Korn is in charge of cleaning the site, only after which will the company decide what to do with it, he says. He says there is a high amount of contamination, including bromides and asbestos, at the site.

“It will cost at least NIS 60m. to clean up the site and there’s still no saying that it will be ready for tourism and living,” says Korn. He adds that people want to use natural gas but nobody wants the required facilities to be near them. At a meeting in the Delek offices in Netanya, Korn and Silviu Wittinig, chairman of Delek Infrastructures Ltd. – which operates power stations around Israel – say that the land is so polluted it will be unable to be used for the tourism project that the city of Acre envisions.

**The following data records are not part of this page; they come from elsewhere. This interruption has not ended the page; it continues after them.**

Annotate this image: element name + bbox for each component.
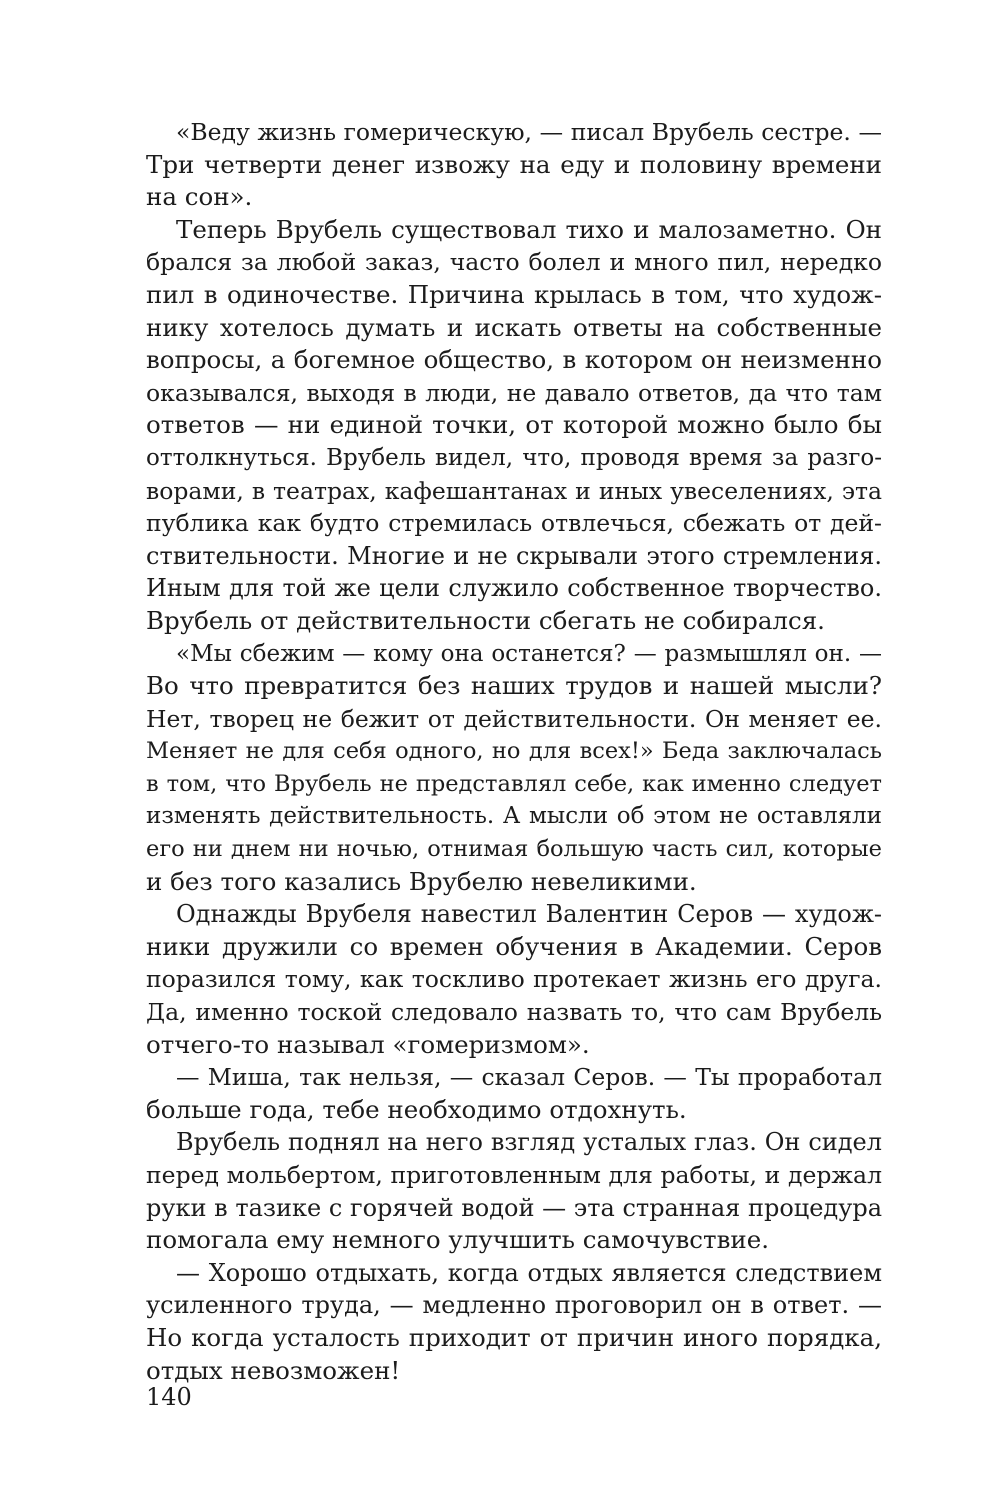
text-line: отчего-то называл «гомеризмом». [146, 1029, 590, 1059]
text-line: Иным для той же цели служило собственное творчество. [146, 574, 882, 603]
text-line: в том, что Врубель не представлял себе, как именно следует [146, 770, 882, 797]
text-line: руки в тазике с горячей водой — эта странная процедура [146, 1193, 882, 1222]
paragraph [146, 898, 882, 1061]
text-line: вопросы, а богемное общество, в котором он неизменно [146, 345, 882, 375]
text-line: перед мольбертом, приготовленным для работы, и держал [146, 1161, 882, 1189]
text-line: его ни днем ни ночью, отнимая большую часть сил, которые [146, 836, 882, 863]
text-line: — Миша, так нельзя, — сказал Серов. — Ты проработал [176, 1063, 882, 1092]
text-line: Врубель поднял на него взгляд усталых глаз. Он сидел [176, 1128, 882, 1157]
text-line: отдых невозможен! [146, 1355, 401, 1385]
text-line: ответов — ни единой точки, от которой можно было бы [146, 410, 882, 440]
text-line: оказывался, выходя в люди, не давало ответов, да что там [146, 378, 882, 407]
text-line: ворами, в театрах, кафешантанах и иных увеселениях, эта [146, 476, 882, 505]
text-line: изменять действительность. А мысли об этом не оставляли [146, 803, 882, 830]
text-line: оттолкнуться. Врубель видел, что, проводя время за разго- [146, 444, 882, 471]
page-body [146, 116, 882, 1387]
text-line: ники дружили со времен обучения в Академии. Серов [146, 931, 882, 961]
text-line: усиленного труда, — медленно проговорил он в ответ. — [146, 1291, 882, 1320]
text-line: Во что превратится без наших трудов и нашей мысли? [146, 671, 882, 701]
text-line: «Мы сбежим — кому она останется? — размышлял он. — [176, 640, 882, 667]
text-line: «Веду жизнь гомерическую, — писал Врубель сестре. — [176, 118, 882, 146]
text-line: Но когда усталость приходит от причин иного порядка, [146, 1322, 882, 1352]
paragraph [146, 1257, 882, 1387]
text-line: Да, именно тоской следовало назвать то, что сам Врубель [146, 998, 882, 1027]
text-line: и без того казались Врубелю невеликими. [146, 866, 697, 896]
text-line: помогала ему немного улучшить самочувствие. [146, 1225, 769, 1255]
page-number: 140 [146, 1383, 192, 1411]
text-line: Однажды Врубеля навестил Валентин Серов — худож- [176, 900, 882, 929]
text-line: Теперь Врубель существовал тихо и малозаметно. Он [176, 214, 882, 244]
text-line: больше года, тебе необходимо отдохнуть. [146, 1094, 687, 1124]
text-line: Нет, творец не бежит от действительности. Он меняет ее. [146, 704, 882, 733]
text-line: публика как будто стремилась отвлечься, сбежать от дей- [146, 509, 882, 538]
text-line: Врубель от действительности сбегать не собирался. [146, 605, 825, 635]
paragraph [146, 214, 882, 638]
text-line: пил в одиночестве. Причина крылась в том, что худож- [146, 279, 882, 309]
text-line: Меняет не для себя одного, но для всех!» Беда заключалась [146, 738, 882, 765]
paragraph [146, 116, 882, 214]
paragraph [146, 1061, 882, 1126]
paragraph [146, 1126, 882, 1256]
paragraph [146, 638, 882, 899]
text-line: на сон». [146, 182, 253, 212]
text-line: Три четверти денег извожу на еду и половину времени [146, 149, 882, 179]
text-line: ствительности. Многие и не скрывали этого стремления. [146, 541, 882, 570]
text-line: поразился тому, как тоскливо протекает жизнь его друга. [146, 965, 882, 994]
text-line: нику хотелось думать и искать ответы на собственные [146, 312, 882, 342]
text-line: брался за любой заказ, часто болел и много пил, нередко [146, 248, 882, 277]
text-line: — Хорошо отдыхать, когда отдых является следствием [176, 1258, 882, 1287]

Wittinig says the gas plant would not be run by his company, which owns the land, but rather by Delek and a consortium of other gas companies, including Texas-based Noble Energy, which recently announced that it is granting Delek the rights to develop the gas deposits at sea. Wittinig says he does not want to build a power station in Acre but rather a clean park with an open college to study energy, as well as a promenade close to the sea.

“I don’t believe him,” says Ben-Ezra, who claims that the Delek Group has not been in contact with any Acre city officials. “They might say they want a clean energy park but they’re still going to put up a gas plant. They might as well say they’re going to plant flowers.” Wittinig says that if the ministry decides it is in the nation’s interest to build a gas plant there, it will expropriate the land and build it.

“The national interest takes precedence over the city’s interest,” says Wittinig. Ben-Ezra contends that the city of Acre’s interest is “the national interest.”